Une pochette d’album digne de ce nom, lorsqu’elle fait plus qu’exhiber les bobines du groupe, renseigne toujours sur son contenu. Prenons quelques exemples. Celle de In The Court Of The Crimson King, bien que dépourvu de titre – le nom du groupe n’y figure même pas –, s’annonce bel et bien comme l’évidente promesse d’un contenu musical sous la forme d’un cri. Third de Soft Machine, sous son habillage de kraft, privé ainsi de chair et d’affect, rappelle bien aux initiés comme aux profanes que le groupe, inflexible, évolue à marche forcée vers une musique (presque) entièrement instrumentale, au grand dam de Wyatt. 
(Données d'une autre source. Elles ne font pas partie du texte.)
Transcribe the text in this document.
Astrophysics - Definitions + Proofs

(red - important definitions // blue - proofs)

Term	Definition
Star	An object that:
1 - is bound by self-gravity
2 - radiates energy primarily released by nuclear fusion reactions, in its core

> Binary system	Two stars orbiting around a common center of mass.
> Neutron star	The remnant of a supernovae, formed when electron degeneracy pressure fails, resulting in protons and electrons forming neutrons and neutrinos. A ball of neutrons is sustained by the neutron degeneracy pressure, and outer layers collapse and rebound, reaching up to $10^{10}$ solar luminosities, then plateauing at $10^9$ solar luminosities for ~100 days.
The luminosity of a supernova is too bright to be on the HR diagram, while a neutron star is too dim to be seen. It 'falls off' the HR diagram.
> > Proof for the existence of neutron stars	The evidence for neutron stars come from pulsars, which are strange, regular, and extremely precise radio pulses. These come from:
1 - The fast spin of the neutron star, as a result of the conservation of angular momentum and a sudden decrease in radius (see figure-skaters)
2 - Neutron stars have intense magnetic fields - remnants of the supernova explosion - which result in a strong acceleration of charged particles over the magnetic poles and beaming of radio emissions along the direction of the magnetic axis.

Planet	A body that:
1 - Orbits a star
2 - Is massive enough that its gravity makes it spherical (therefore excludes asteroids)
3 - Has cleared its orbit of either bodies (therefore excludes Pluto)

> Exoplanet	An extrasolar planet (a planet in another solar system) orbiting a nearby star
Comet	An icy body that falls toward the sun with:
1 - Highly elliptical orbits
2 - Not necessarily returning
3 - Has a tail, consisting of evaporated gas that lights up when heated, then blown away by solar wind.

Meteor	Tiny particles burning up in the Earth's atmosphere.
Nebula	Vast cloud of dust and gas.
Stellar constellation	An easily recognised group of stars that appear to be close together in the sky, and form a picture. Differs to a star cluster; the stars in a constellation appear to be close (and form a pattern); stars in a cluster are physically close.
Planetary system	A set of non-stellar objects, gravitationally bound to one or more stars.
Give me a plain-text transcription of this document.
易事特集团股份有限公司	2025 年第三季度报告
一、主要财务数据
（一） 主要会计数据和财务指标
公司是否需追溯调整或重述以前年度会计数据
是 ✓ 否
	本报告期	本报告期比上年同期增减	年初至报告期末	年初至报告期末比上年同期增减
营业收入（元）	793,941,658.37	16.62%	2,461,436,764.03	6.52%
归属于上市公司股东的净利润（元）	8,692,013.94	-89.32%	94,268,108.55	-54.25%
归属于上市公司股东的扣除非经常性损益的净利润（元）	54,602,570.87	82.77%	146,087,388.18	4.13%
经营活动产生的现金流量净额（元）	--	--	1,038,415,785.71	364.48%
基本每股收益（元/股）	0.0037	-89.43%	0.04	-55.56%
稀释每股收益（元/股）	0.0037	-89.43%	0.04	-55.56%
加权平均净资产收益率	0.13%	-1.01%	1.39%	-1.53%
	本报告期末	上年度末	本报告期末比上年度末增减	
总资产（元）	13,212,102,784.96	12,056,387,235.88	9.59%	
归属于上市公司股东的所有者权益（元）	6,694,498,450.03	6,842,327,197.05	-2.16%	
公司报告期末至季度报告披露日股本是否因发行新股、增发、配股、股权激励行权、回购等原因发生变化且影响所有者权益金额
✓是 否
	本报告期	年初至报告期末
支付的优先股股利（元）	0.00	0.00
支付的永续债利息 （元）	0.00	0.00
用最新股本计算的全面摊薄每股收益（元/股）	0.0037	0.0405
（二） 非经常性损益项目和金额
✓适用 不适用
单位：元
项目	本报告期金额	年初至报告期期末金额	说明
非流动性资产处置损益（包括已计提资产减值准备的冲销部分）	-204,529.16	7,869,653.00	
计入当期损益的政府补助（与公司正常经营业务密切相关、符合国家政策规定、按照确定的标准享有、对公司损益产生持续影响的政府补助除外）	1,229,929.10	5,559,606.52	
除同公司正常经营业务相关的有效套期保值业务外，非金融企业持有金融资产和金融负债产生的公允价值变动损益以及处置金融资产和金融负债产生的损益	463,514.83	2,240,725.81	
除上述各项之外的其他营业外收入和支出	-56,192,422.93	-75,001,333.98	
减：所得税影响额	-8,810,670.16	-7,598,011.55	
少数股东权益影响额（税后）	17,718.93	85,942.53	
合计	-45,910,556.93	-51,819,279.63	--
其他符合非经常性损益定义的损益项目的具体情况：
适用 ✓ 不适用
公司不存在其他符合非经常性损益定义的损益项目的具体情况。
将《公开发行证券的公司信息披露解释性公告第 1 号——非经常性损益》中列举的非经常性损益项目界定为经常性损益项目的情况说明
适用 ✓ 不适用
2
Ici, le propos est d’une clarté absolue. Malgré son extrême laideur, la pochette de Breathless, sixième album de Camel, annonce la couleur. Prenons le temps de l’examiner avant même d’en explorer le contenu. Il s’agit avant tout d’une illustration comme il était de coutume d’en produire à l’époque : un désert, délimité par une chaîne de montagnes à peine esquissée, s’étend dans le calme d’un coucher de soleil américain. En haut, le nom du groupe apparaît en lettres fluorisées. Un nuage traverse l’image. En bas, le nom de l’album sillonne la pochette en un discret néon à peine allumé. Au milieu, un chameau, mascotte du groupe, lève la tête vers le ciel, yeux mi-clos. La toile céleste, aux tonalités tirant du jaune à l’ocre, est entièrement quadrillée, comme un papier millimétré. Au verso, on retrouve une composition relativement similaire, à quelques détails près : le chameau a disparu et les teintes déclinent une jolie nuance de vert, avec des montagnes violines. Les titres, ferrés au centre, proposent un menu qui ne correspond pas cependant à la tracklist. Simple erreur ou volonté réelle de perdre l’auditeur ? Peu nous importe à ce stade. Que penser de tout cela ?  Tous ces éléments forment une grille de lecture qui nous indique le chemin que souhaite emprunter Camel en cette année 1978, éclairante à plus d’un titre. En effet, le progressif a perdu quelques-unes de ses plus belles plumes ; c’est un oiseau qui parade avec moins d’allant. Par ailleurs, la musique disco a fait son entrée en piste et derrière elle, tout une colonne de jeunes attend d’investir la place (les fameux night-club chantés par Iggy Pop). Au milieu de ce champ de bataille confus, Camel se relève et brandit l’étendard pop FM (le désert, les montagnes, les highways) dans une forme de résilience admirable. Sonnons clair plutôt que de disparaître !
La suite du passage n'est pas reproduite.